Los creyentes plasmaron literariamente esa reflexión, esa interpretación teológica del acontecimiento histórico-salvífico. Podemos fijarnos en dos ejemplos de entre aquellos que nos brindan los escritos apócrifos. Este tipo de obras suele identificarse con textos heréticos, si bien existen algunas que fueron generadas por comunidades fieles a la fe que, sencillamente, querían expresarla de forma literaria, tratando de dar respuesta, muchas veces, a preguntas nacidas de un afecto de piedad; como cuáles fueron los nombres de los padres de María, consignados en una deliciosa obrita apócrifa llamada Protoevangelio de Santiago. Precisamente en este llamado «evangelio» (XXII, 2), que no ha sido recibido por la Iglesia como canónico —pero no por ello es considerado heterodoxo—, podemos leer lo siguiente en su versión siriaca: María «tomó al Niño, [lo] envolvió [en] pañales y lo puso en un pesebre de bueyes». El Evangelio de Lucas no excluye que pudiera haber habido bueyes, pues indica que había un pesebre; simplemente no figuran en el texto, como tampoco aparece la mula que, junto con el buey, están presentes en el Evangelio apócrifo del Pseudo-Mateo (XIV, 1-2): «Tres días después del nacimiento de nuestro Señor Jesucristo, la beatísima María salió de la gruta y entró en un establo, dejaba al Niño en un pesebre, donde el buey y el asno lo adoraron. Se cumplió entonces lo que había dicho el profeta Isaías con las palabras: “El buey reconoció a su dueño y el asno el pesebre de su señor”. Estos mismos animales, el buey y el asno, tenían al Niño en medio de ellos y lo adoraban sin cesar.
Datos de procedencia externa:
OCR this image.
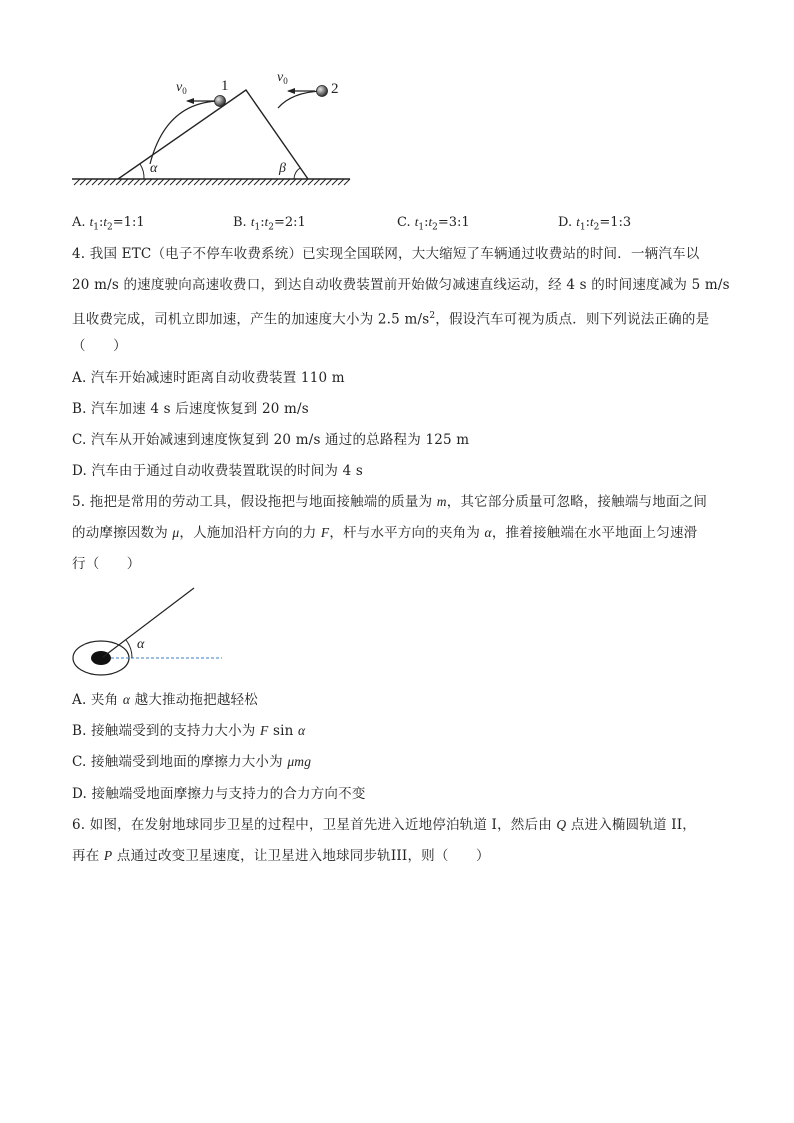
$v_0$ 1
$v_0$	2
α	β
A. $t_1:t_2=1:1$	B. $t_1:t_2=2:1$	C. $t_1:t_2=3:1$	D. $t_1:t_2=1:3$
4. 我国 ETC（电子不停车收费系统）已实现全国联网，大大缩短了车辆通过收费站的时间．一辆汽车以
20 m/s 的速度驶向高速收费口，到达自动收费装置前开始做匀减速直线运动，经 4 s 的时间速度减为 5 m/s
且收费完成，司机立即加速，产生的加速度大小为 2.5 $m/s^2$，假设汽车可视为质点．则下列说法正确的是
（　　）
A. 汽车开始减速时距离自动收费装置 110 m
B. 汽车加速 4 s 后速度恢复到 20 m/s
C. 汽车从开始减速到速度恢复到 20 m/s 通过的总路程为 125 m
D. 汽车由于通过自动收费装置耽误的时间为 4 s
5. 拖把是常用的劳动工具，假设拖把与地面接触端的质量为 m，其它部分质量可忽略，接触端与地面之间
的动摩擦因数为 μ，人施加沿杆方向的力 F，杆与水平方向的夹角为 α，推着接触端在水平地面上匀速滑
行（　　）
α
A. 夹角 α 越大推动拖把越轻松
B. 接触端受到的支持力大小为 F sin α
C. 接触端受到地面的摩擦力大小为 μmg
D. 接触端受地面摩擦力与支持力的合力方向不变
6. 如图，在发射地球同步卫星的过程中，卫星首先进入近地停泊轨道 I，然后由 Q 点进入椭圆轨道 II，
再在 P 点通过改变卫星速度，让卫星进入地球同步轨III，则（　　）
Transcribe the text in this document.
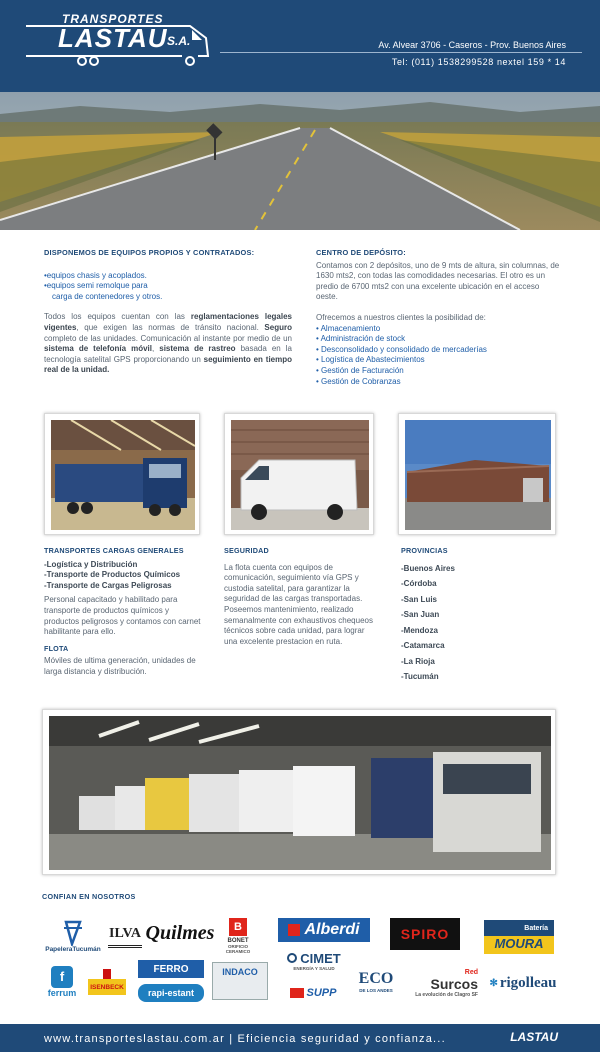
TRANSPORTES
LASTAU S.A.	Av. Alvear 3706 - Caseros - Prov. Buenos Aires
Tel: (011) 1538299528 nextel 159 * 14
DISPONEMOS DE EQUIPOS PROPIOS Y CONTRATADOS:
•equipos chasis y acoplados.
•equipos semi remolque para
carga de contenedores y otros.
Todos los equipos cuentan con las reglamentaciones legales vigentes, que exigen las normas de tránsito nacional. Seguro completo de las unidades. Comunicación al instante por medio de un sistema de telefonía móvil, sistema de rastreo basada en la tecnología satelital GPS proporcionando un seguimiento en tiempo real de la unidad.
CENTRO DE DEPÓSITO:
Contamos con 2 depósitos, uno de 9 mts de altura, sin columnas, de 1630 mts2, con todas las comodidades necesarias. El otro es un predio de 6700 mts2 con una excelente ubicación en el acceso oeste.
Ofrecemos a nuestros clientes la posibilidad de:
• Almacenamiento
• Administración de stock
• Desconsolidado y consolidado de mercaderías
• Logística de Abastecimientos
• Gestión de Facturación
• Gestión de Cobranzas
TRANSPORTES CARGAS GENERALES
-Logística y Distribución
-Transporte de Productos Químicos
-Transporte de Cargas Peligrosas
Personal capacitado y habilitado para transporte de productos químicos y productos peligrosos y contamos con carnet habilitante para ello.
FLOTA
Móviles de ultima generación, unidades de larga distancia y distribución.
SEGURIDAD
La flota cuenta con equipos de comunicación, seguimiento vía GPS y custodia satelital, para garantizar la seguridad de las cargas transportadas.
Poseemos mantenimiento, realizado semanalmente con exhaustivos chequeos técnicos sobre cada unidad, para lograr una excelente prestacion en ruta.
PROVINCIAS
-Buenos Aires
-Córdoba
-San Luis
-San Juan
-Mendoza
-Catamarca
-La Rioja
-Tucumán
CONFIAN EN NOSOTROS
PapeleraTucumán
ILVA Quilmes	B
BONET
ORIFICIO CERAMICO
Alberdi	SPIRO	Batería
MOURA
f
ferrum
ISENBECK
FERRO
rapi-estant
INDACO
CIMET
ENERGÍA Y SALUD
SUPP
ECO
DE LOS ANDES
Red
Surcos
La evolución de Clagro SF
✻ rigolleau
www.transporteslastau.com.ar | Eficiencia seguridad y confianza...	LASTAU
Entonces se cumplió lo que había sido dicho por el profeta Habacuc con las palabras: ‘Te darás a conocer entre dos animales”. Y José y María permanecieron en este sitio con el Niño durante tres días».

En este contexto adquieren sentido las palabras del Papa Francisco en su carta sobre el papel de la literatura en la formación: «Así pues la literatura tiene que ver, de un modo u otro, con lo que cada uno de nosotros busca en la vida, ya que entra en íntima relación con nuestra existencia concreta, con sus tensiones esenciales, sus deseos y significados». El buey y la mula de estas obras de los primeros siglos cristianos nos desvelan que aquellos que las escribieron encontraron la respuesta a sus deseos más profundos en el Niño de Belén, quien otorgaba verdadero significado a la historia y se mostraba humildemente como la resolución de sus problemas esenciales, así como de los nuestros. ¡Qué hermoso es para todos los cristianos, entonces y ahora, toparnos con tan cálidas bestias, pues nos anuncian que el pesebre del Mesías que profetizó Isaías está muy cerca!

Del pastor ciego que abrió sus ojos a la nueva vida

(Luis Rosales, Retablo de Navidad)

Sentí decir «¡Belén!» y un inseguro
empuje me arrastró; quedé un momento
sin poder respirar; pálido y lento
volví a palpar el muro, y tras el muro
el roce de un testuz súbito y duro
me hizo pasmar; después sentí un violento
temblor de carne y labio, el movimiento
gozoso de la gente y un oscuro
miedo dulce a volver; seguí avanzando
y resbalé en la paja; ya caído
toqué el cuerpo de un niño:
yo quería
pedirle ver y me encontré mirando,
sintiéndome nacer, recién nacido,
junto al rostro de Dios que sonreía.